O ROMANCEIRO
Rogel Samuel
No
início do "Romanceiro da Inconfidência", há uns versos que dizem:
"Não
posso mover meus passos / por esse atroz labirinto". Cecília parece
perdida no passado daquela história. "- pois sinto bater os sinos /
percebo o roçar das rezas, / vejo o arrepio da morte, / à voz da
condenação". Esses versos sempre me impressionaram, sempre me lembraram
Minas, São João del Rey, Ouro Preto. Em Ouro Preto há uma estátua que simboliza
a Justiça, a Culpa, o Medo, o Terror. É um ser assexuado, que segura uma espada
apontada para fora, para o espectador, para mim. Uma espada pontiaguda, aguda e
fina.

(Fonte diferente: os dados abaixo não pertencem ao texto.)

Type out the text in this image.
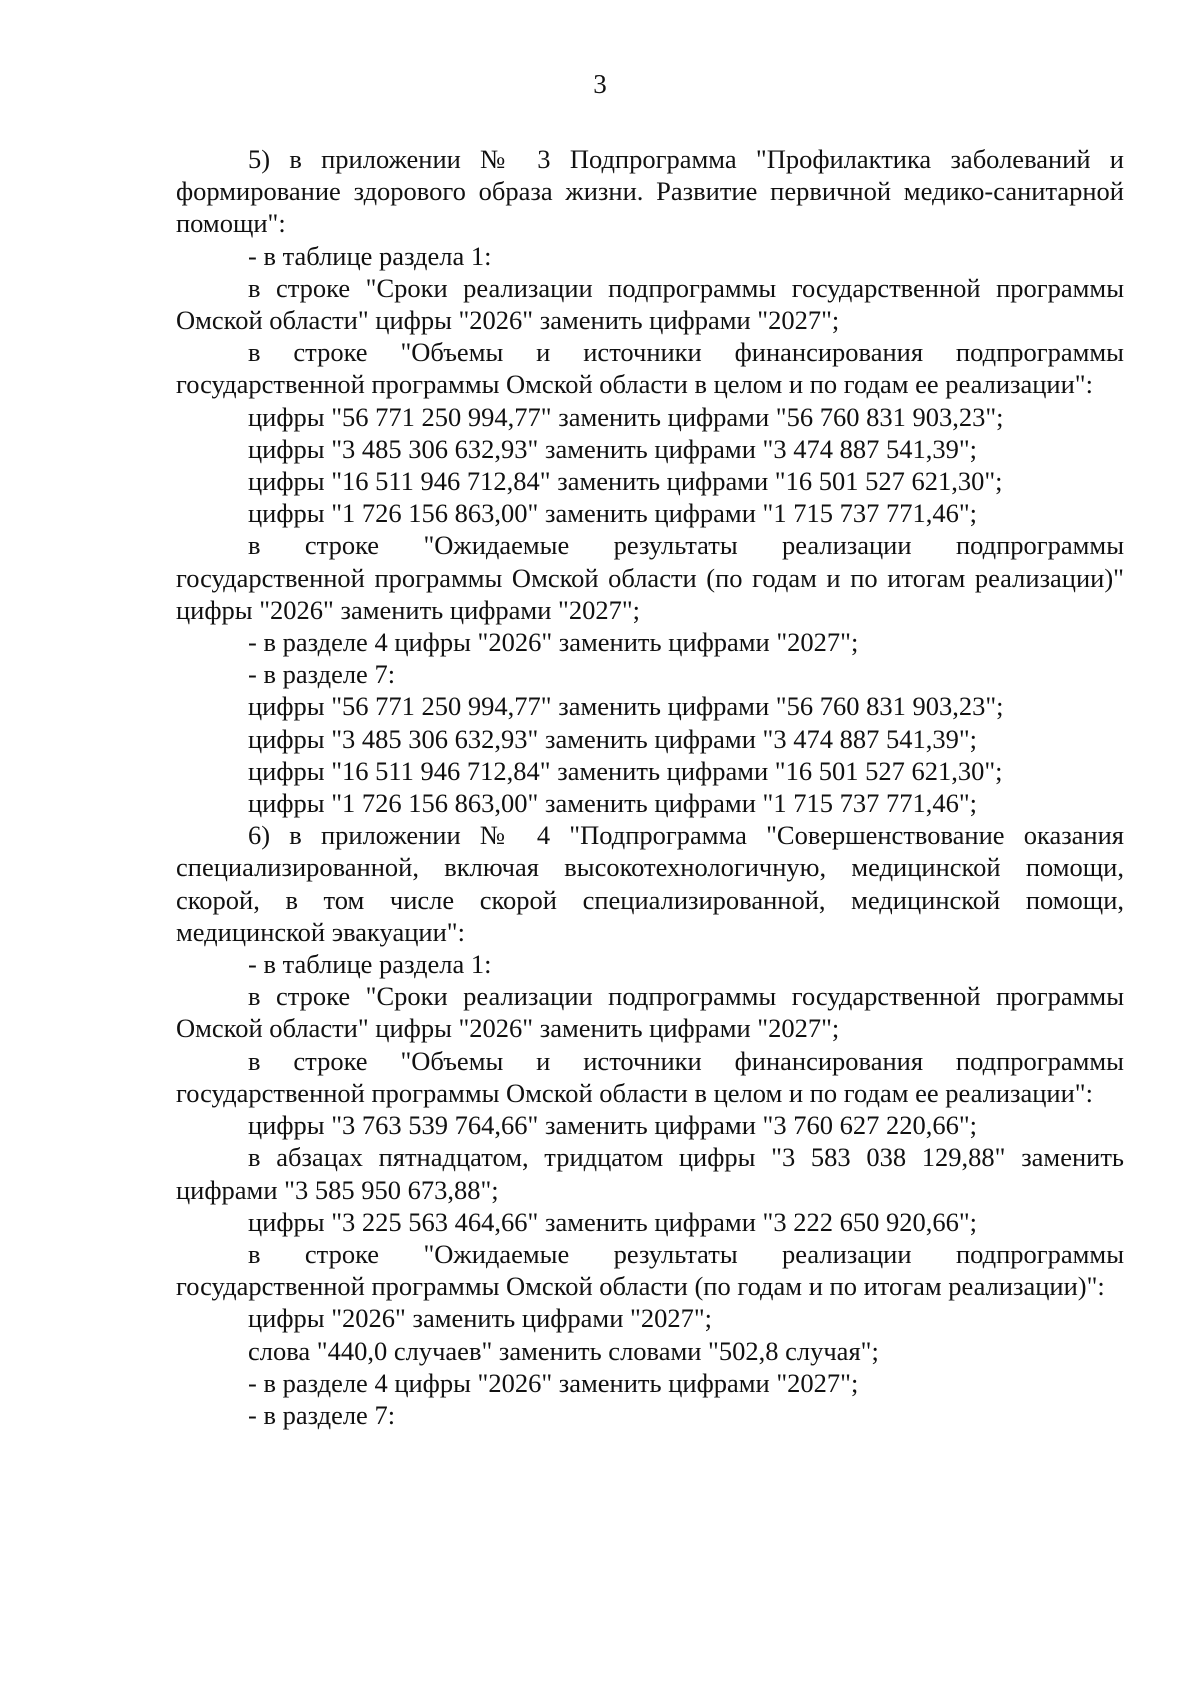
3

5) в приложении № 3 Подпрограмма "Профилактика заболеваний и формирование здорового образа жизни. Развитие первичной медико-санитарной помощи":

- в таблице раздела 1:

в строке "Сроки реализации подпрограммы государственной программы Омской области" цифры "2026" заменить цифрами "2027";

в строке "Объемы и источники финансирования подпрограммы государственной программы Омской области в целом и по годам ее реализации":

цифры "56 771 250 994,77" заменить цифрами "56 760 831 903,23";

цифры "3 485 306 632,93" заменить цифрами "3 474 887 541,39";

цифры "16 511 946 712,84" заменить цифрами "16 501 527 621,30";

цифры "1 726 156 863,00" заменить цифрами "1 715 737 771,46";

в строке "Ожидаемые результаты реализации подпрограммы государственной программы Омской области (по годам и по итогам реализации)" цифры "2026" заменить цифрами "2027";

- в разделе 4 цифры "2026" заменить цифрами "2027";

- в разделе 7:

цифры "56 771 250 994,77" заменить цифрами "56 760 831 903,23";

цифры "3 485 306 632,93" заменить цифрами "3 474 887 541,39";

цифры "16 511 946 712,84" заменить цифрами "16 501 527 621,30";

цифры "1 726 156 863,00" заменить цифрами "1 715 737 771,46";

6) в приложении № 4 "Подпрограмма "Совершенствование оказания специализированной, включая высокотехнологичную, медицинской помощи, скорой, в том числе скорой специализированной, медицинской помощи, медицинской эвакуации":

- в таблице раздела 1:

в строке "Сроки реализации подпрограммы государственной программы Омской области" цифры "2026" заменить цифрами "2027";

в строке "Объемы и источники финансирования подпрограммы государственной программы Омской области в целом и по годам ее реализации":

цифры "3 763 539 764,66" заменить цифрами "3 760 627 220,66";

в абзацах пятнадцатом, тридцатом цифры "3 583 038 129,88" заменить цифрами "3 585 950 673,88";

цифры "3 225 563 464,66" заменить цифрами "3 222 650 920,66";

в строке "Ожидаемые результаты реализации подпрограммы государственной программы Омской области (по годам и по итогам реализации)":

цифры "2026" заменить цифрами "2027";

слова "440,0 случаев" заменить словами "502,8 случая";

- в разделе 4 цифры "2026" заменить цифрами "2027";

- в разделе 7:
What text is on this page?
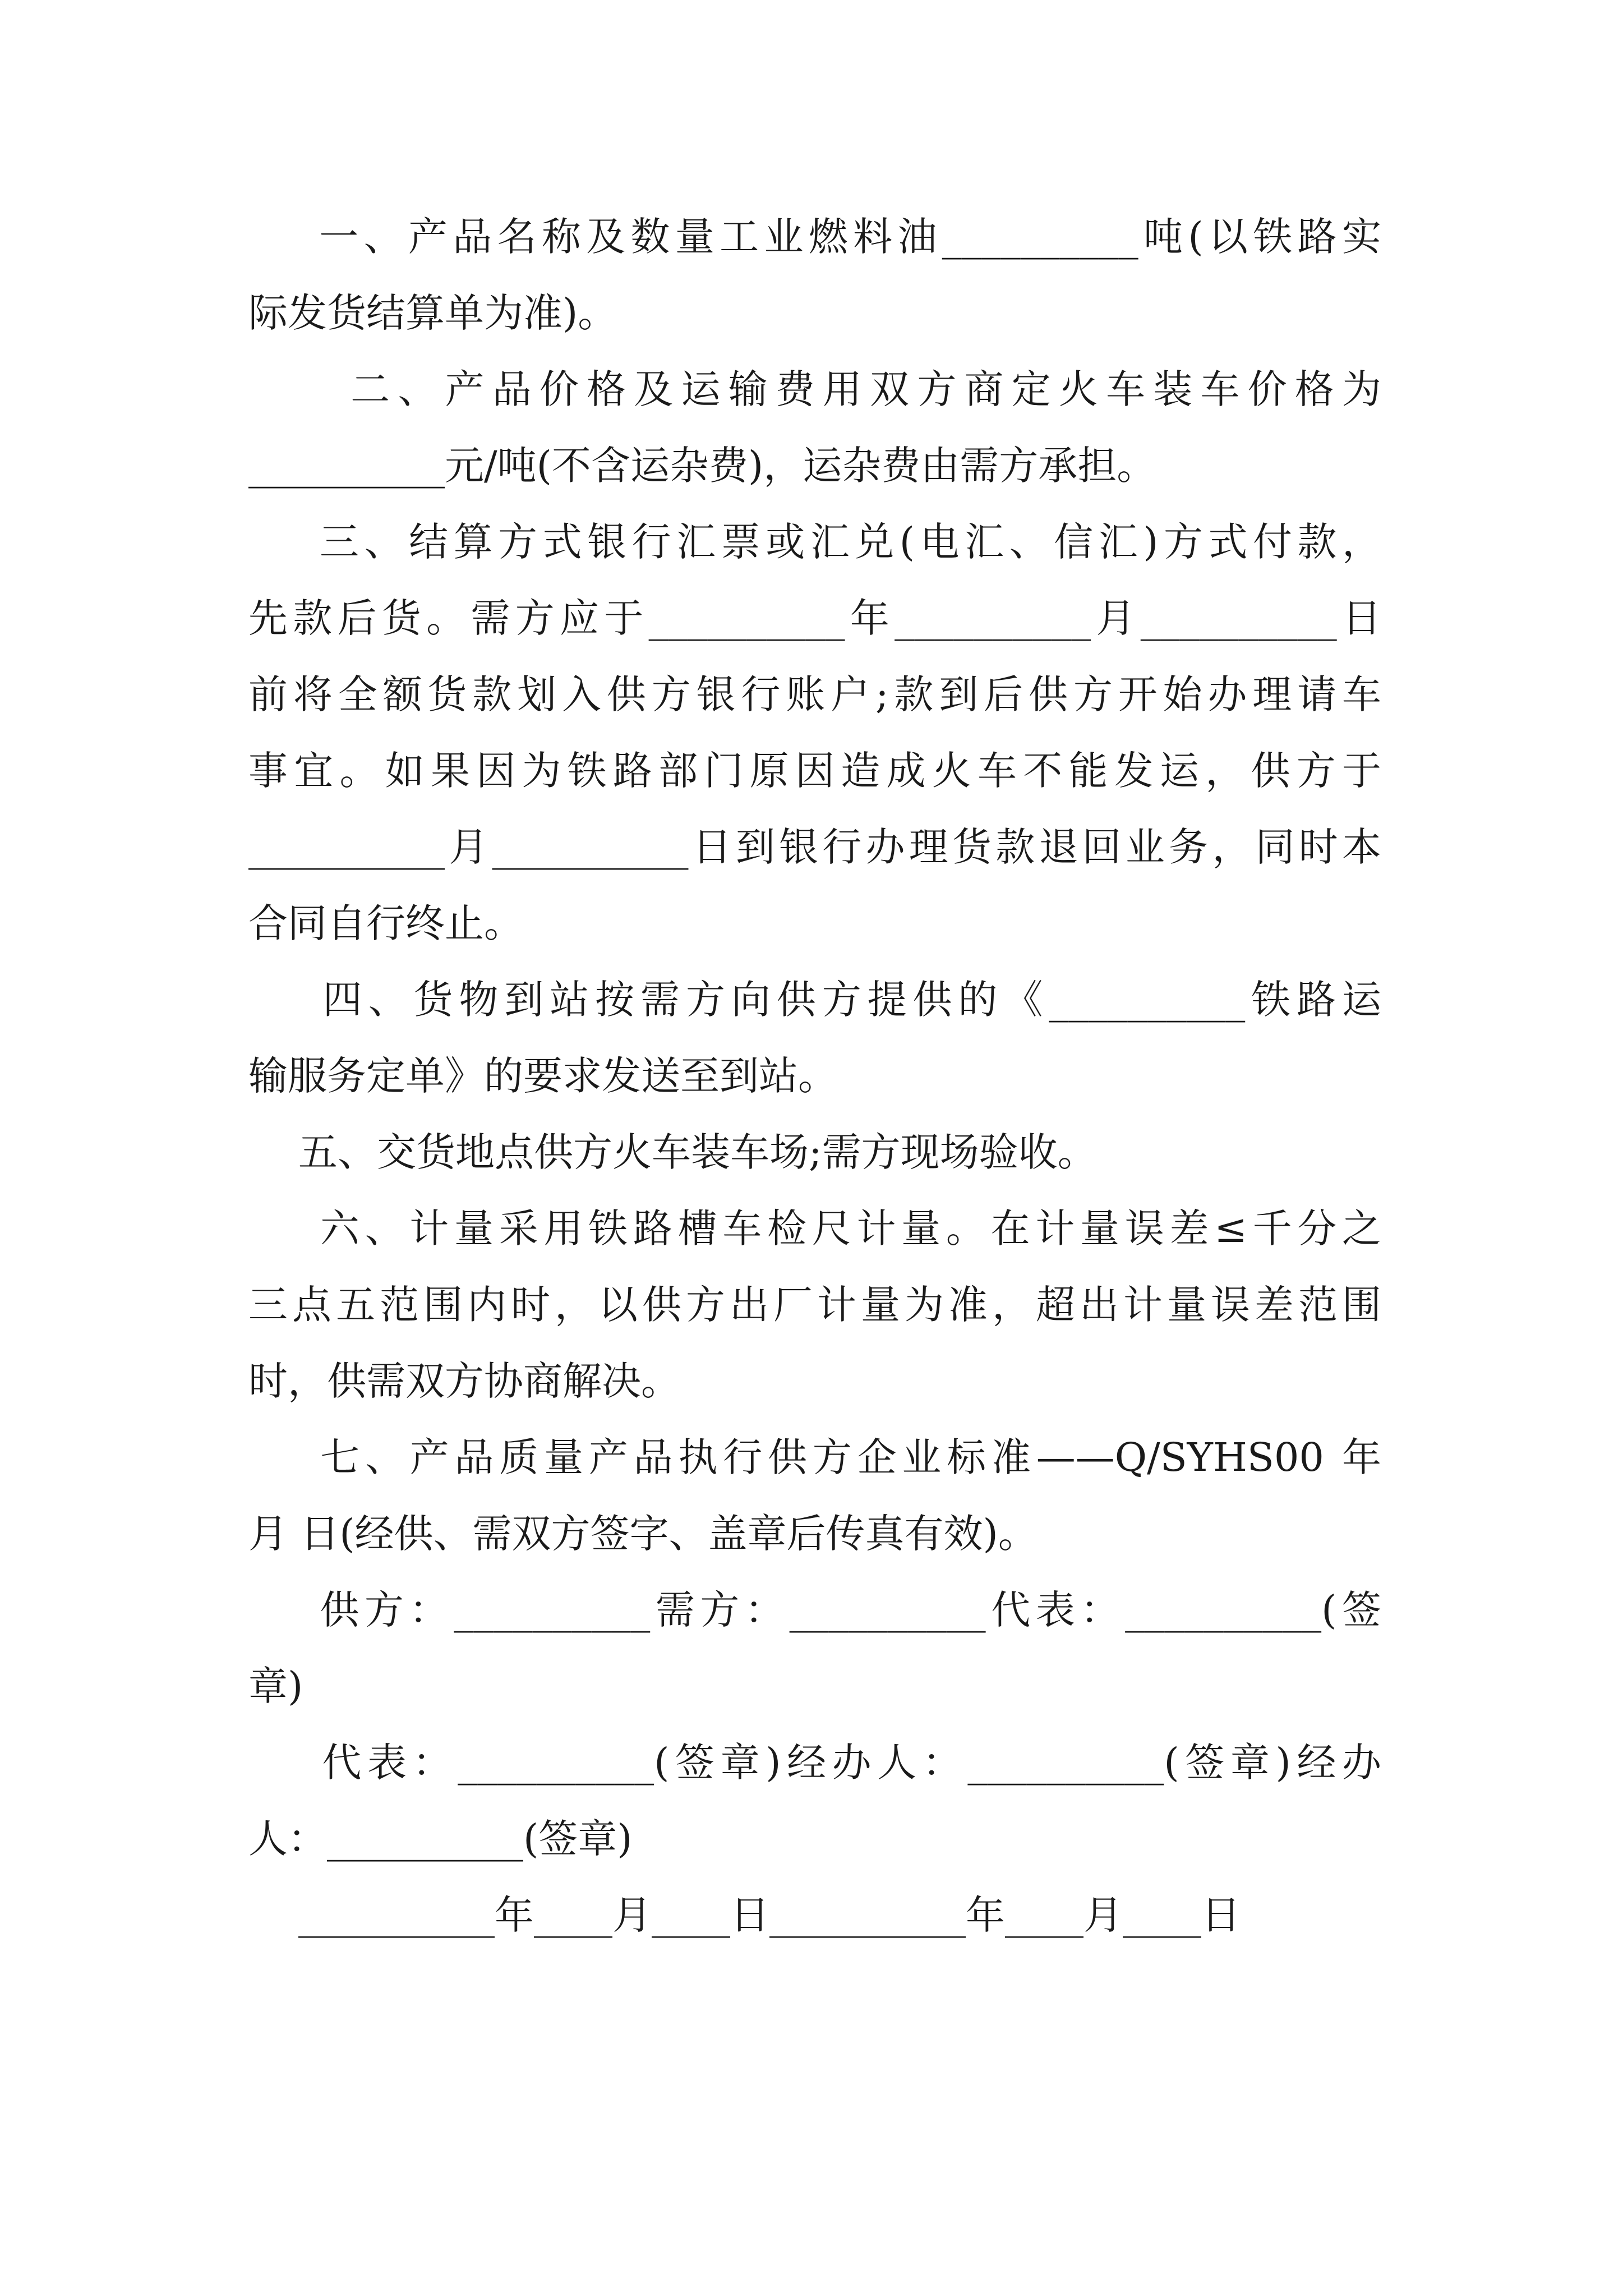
一、产品名称及数量工业燃料油__________吨(以铁路实
际发货结算单为准)。
二、产品价格及运输费用双方商定火车装车价格为
__________元/吨(不含运杂费)，运杂费由需方承担。
三、结算方式银行汇票或汇兑(电汇、信汇)方式付款，
先款后货。需方应于__________年__________月__________日
前将全额货款划入供方银行账户;款到后供方开始办理请车
事宜。如果因为铁路部门原因造成火车不能发运，供方于
__________月__________日到银行办理货款退回业务，同时本
合同自行终止。
四、货物到站按需方向供方提供的《__________铁路运
输服务定单》的要求发送至到站。
五、交货地点供方火车装车场;需方现场验收。
六、计量采用铁路槽车检尺计量。在计量误差≤千分之
三点五范围内时，以供方出厂计量为准，超出计量误差范围
时，供需双方协商解决。
七、产品质量产品执行供方企业标准——Q/SYHS00 年
月 日(经供、需双方签字、盖章后传真有效)。
供方：__________需方：__________代表：__________(签
章)
代表：__________(签章)经办人：__________(签章)经办
人：__________(签章)
__________年____月____日__________年____月____日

Os lábios estão sorrindo, como deve sorrir a Morte, a Tortura, a Dor.
Remete a um outro poema do "Cancioneiro": - o cenário: "Eis a
estrada, eis a ponte, eis a montanha / sobre a qual se recorda a igreja branca.
// Eis o cavalo pela verde encosta. / Eis a soleira, o pátio, e a mesma porta.
// E a direção do olhar". Não sei por que sempre associei este olhar com a
ponta daquela espada. A estátua está sentada e aponta da espada para frente. É
uma alegoria do poder, e fica no alto da casa onde o Poder se exercia, talvez
"A Casa do Contos". Não. Não me sinto bem, em Ouro Preto. Assim como
São João Del Rey me parece uma cidade em luto. "Correm avisos nos ares, /
Há mistério em cada encontro". Tudo se mistura com cartas, amores,
traições. Símbolos. "O país da Arcádia / jaz dentro de um leque". O
sorriso da maldade à "cálida luz de trêmulos pavios". Ninguém
conseguiu a metáfora do passado, como este poema. "Assim viveram",
diz ele, a todo instante. A espada, a cruz, o louro. Cecília escuta o tempo, as
rosas, os muros. As vozes vêm de 1700, o vento é testemunha: "Selvas,
montanhas e rios / estão transidos de pasmo." Há perguntas em toda parte, em
toda sombra, em cada rasto. Cecília busca o passado como quem cata ouro. Teme
queimar seus dedos com a ponta daquele inferno, daquela espada. Pois "a
sede de ouro é sem cura".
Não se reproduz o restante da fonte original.